Fragments of intracellular proteins are displayed on the surface of every nucleated body
cell by molecules known as class I MHC proteins. This gives a “window” into a cell, that
T lymphocytes can “look in” to see if everything is ok. The combination of our original
antigen and the MHC I protein displaying it will bind to and stimulate a Killer T cell that
contains the specific receptor matching the original antigen. With a little stimulation from
our aforementioned Helper T cells, the activated Killer T cell will begin to divide. This
results in both mature killer T cells and memory killer T cells. Memory killer T cells will
persist in case of a subsequent infection by the same pathogen. Mature killer T cells will
set about to kill those body cells displaying the same specific antigen as the original one
that began the activation process, e.g., cells infected by the same type of virus. Killer T
cells release lethal chemicals that are capable of causing cell death.

It should be noted that Helper T cells are sometimes referred to as CD4 cells, while Killer
T cells are sometimes referred to as CD8 cells.

Suppressor T cells are another class of T lymphocytes. They release cytokines that
suppress the activity of B cells and certain T cells. This helps prevent runaway or
unnecessary immune activity.

Let’s take a look at another aspect of antibody-mediated immunity. The initial encounter
with a particular antigen is termed the primary immune response. It typically has a lag
period of 3-6d btwn the time of exposure to the antigen and the appearance of antibodies
specific for that antigen in the plasma. During this lag period clonal selection and
antibody production both take place. Plasma antibody levels peak at about 10d and then
decline. B/c the primary immune response results in memory cell production, it will
differ from future responses. In the secondary response, the presence of memory cells
primed for the original antigen will result in:
1) A shorter lag time.
2) Plasma cells that remains alive and functioning for a much longer time.
3) Achievement of higher antibody levels in a shorter time.
4) Higher efficiency of binding between antibodies and antigens.
A similar form of immunological memory will occur with T cells.

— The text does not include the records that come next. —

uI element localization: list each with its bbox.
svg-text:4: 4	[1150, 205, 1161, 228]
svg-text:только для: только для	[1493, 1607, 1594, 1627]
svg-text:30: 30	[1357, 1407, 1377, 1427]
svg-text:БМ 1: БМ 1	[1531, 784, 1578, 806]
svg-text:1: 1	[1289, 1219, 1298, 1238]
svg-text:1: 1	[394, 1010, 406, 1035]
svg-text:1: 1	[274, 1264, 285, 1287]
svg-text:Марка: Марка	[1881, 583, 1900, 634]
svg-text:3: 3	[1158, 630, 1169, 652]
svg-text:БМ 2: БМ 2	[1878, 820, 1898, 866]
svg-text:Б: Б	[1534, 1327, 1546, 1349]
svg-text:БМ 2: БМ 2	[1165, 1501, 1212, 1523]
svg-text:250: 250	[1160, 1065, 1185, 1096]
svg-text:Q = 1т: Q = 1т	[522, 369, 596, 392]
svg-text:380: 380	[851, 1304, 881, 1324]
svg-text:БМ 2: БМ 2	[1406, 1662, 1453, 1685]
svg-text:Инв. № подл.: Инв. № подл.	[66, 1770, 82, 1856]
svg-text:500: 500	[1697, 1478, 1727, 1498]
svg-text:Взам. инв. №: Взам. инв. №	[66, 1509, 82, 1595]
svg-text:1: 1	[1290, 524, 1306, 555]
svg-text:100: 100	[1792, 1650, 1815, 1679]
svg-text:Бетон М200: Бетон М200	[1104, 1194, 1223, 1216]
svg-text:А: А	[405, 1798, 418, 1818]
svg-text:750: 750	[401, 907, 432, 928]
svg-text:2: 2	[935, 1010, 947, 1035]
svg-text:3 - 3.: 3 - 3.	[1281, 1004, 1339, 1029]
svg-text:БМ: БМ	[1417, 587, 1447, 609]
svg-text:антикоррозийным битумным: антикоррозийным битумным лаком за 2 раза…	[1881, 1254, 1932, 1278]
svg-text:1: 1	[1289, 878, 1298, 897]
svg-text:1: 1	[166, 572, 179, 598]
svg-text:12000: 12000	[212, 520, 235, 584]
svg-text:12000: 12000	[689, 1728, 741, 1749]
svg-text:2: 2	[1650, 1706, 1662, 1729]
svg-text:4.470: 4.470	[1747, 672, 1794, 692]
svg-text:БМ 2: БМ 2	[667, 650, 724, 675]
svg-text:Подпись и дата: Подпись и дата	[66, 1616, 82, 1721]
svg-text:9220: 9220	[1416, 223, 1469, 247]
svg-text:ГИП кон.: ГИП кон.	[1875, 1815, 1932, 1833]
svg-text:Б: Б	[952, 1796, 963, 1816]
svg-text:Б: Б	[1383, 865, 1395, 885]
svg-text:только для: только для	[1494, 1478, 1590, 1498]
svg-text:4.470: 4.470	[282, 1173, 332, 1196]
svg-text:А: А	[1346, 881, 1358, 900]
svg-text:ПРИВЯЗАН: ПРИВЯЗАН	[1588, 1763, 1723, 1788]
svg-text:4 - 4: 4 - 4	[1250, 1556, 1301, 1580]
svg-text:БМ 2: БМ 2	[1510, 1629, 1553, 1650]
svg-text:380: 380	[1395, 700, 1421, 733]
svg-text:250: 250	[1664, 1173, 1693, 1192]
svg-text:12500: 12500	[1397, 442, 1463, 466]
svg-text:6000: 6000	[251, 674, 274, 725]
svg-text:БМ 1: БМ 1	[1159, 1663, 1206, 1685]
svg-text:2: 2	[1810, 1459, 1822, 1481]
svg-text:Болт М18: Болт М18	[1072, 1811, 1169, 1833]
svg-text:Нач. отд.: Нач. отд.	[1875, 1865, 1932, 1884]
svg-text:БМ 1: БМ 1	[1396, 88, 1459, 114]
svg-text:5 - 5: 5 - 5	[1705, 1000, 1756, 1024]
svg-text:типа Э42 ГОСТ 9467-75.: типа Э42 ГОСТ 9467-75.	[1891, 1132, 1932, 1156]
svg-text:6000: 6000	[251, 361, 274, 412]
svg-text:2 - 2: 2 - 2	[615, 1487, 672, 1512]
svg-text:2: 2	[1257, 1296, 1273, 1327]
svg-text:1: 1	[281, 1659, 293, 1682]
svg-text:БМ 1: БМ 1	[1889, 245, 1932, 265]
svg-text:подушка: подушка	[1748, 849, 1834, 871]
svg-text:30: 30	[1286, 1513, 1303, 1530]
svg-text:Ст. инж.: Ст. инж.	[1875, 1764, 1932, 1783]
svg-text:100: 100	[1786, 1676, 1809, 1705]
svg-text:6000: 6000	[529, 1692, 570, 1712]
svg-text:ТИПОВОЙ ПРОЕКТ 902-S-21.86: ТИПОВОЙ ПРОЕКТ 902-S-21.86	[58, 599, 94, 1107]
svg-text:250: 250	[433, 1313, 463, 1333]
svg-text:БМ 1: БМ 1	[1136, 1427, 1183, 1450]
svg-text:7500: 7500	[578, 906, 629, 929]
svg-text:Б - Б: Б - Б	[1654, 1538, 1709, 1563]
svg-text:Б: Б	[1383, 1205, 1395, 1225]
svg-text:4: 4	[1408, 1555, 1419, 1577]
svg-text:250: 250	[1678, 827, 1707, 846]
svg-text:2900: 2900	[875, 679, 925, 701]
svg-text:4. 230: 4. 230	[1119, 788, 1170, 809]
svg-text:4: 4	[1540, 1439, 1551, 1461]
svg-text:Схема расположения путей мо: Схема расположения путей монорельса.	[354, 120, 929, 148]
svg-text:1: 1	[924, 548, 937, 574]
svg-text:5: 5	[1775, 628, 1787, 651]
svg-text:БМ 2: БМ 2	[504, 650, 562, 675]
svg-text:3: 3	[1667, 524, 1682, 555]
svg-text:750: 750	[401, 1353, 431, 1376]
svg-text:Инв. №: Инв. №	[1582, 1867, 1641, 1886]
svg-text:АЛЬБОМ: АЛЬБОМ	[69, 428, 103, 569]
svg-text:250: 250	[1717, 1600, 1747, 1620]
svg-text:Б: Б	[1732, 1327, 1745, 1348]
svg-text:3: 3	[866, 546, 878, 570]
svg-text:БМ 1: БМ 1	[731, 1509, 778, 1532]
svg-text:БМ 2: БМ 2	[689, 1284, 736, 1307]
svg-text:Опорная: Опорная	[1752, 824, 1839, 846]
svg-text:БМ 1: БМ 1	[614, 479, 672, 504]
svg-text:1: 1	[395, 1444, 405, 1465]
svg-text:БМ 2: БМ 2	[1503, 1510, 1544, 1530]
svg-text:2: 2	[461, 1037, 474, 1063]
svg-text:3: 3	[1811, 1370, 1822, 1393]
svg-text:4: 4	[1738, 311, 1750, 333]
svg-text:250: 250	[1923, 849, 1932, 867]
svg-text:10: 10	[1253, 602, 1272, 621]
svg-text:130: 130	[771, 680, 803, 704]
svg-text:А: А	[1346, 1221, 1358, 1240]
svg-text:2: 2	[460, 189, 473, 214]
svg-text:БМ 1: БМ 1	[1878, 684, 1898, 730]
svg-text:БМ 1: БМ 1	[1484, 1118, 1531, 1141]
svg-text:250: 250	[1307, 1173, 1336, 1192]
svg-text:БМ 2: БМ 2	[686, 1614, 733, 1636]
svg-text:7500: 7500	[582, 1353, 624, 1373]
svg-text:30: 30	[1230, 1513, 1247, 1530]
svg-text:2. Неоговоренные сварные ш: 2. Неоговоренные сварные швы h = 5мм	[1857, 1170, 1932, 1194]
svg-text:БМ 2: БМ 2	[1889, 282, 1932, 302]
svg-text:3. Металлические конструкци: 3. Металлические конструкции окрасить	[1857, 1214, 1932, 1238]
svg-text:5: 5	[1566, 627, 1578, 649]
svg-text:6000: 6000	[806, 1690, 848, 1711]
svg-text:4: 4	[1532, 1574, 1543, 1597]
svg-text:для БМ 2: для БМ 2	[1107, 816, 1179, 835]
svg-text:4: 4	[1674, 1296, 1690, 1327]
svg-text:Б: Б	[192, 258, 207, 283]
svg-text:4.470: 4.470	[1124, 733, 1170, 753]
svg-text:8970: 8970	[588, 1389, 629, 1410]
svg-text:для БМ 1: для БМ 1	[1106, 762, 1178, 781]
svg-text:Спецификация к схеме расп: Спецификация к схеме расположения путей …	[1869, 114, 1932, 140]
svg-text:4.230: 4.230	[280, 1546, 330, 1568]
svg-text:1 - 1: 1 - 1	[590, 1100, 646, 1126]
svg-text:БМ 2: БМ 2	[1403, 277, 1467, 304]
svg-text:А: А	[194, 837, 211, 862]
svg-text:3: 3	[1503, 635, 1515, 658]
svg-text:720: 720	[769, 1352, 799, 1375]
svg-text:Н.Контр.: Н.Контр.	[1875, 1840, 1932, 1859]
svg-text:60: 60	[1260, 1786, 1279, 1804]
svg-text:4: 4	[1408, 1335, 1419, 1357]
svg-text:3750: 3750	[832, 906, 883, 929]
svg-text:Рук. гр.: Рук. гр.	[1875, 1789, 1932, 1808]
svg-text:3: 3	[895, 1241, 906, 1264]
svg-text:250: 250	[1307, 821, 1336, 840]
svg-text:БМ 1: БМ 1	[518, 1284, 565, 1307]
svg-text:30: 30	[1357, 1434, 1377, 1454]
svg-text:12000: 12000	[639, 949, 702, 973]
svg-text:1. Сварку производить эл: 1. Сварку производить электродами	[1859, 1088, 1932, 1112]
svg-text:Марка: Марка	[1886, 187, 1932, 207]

Immunity can be achieved into basic ways. Active immunity is the result of memory cell
production by the body in response to a foreign antigen. Passive immunity occurs when
antibodies from another person (or animal) are transferred to a non-immune individual.
Active immunity can be naturally adaptive in response to infection. It can also be
artificially adaptive due to vaccination – the injection of dead or weakened pathogens
into the body. This results in memory cell production, but spares the body of symptoms.
Active immunity lasts for as long as the memory cells remain alive in the body. Truly
long lasting immunity may require continual exposure to the pathogen. Passive
immunity, since it does not involve memory cell production, has a much shorter duration
than does active immunity – lasting only as long as the antibodies remain in the
circulation. Passive immunity can be natural when antibodies cross the placenta and
travel from the maternal bloodstream to the fetal bloodstream, or when antibodies are
excreted in breast milk. It can be artificial when antibodies are given by injection.

Another class of lymphocytes are the Regulatory T Lymphocytes. They function to rein
in the responses of B and T cells and make sure they do not go overboard.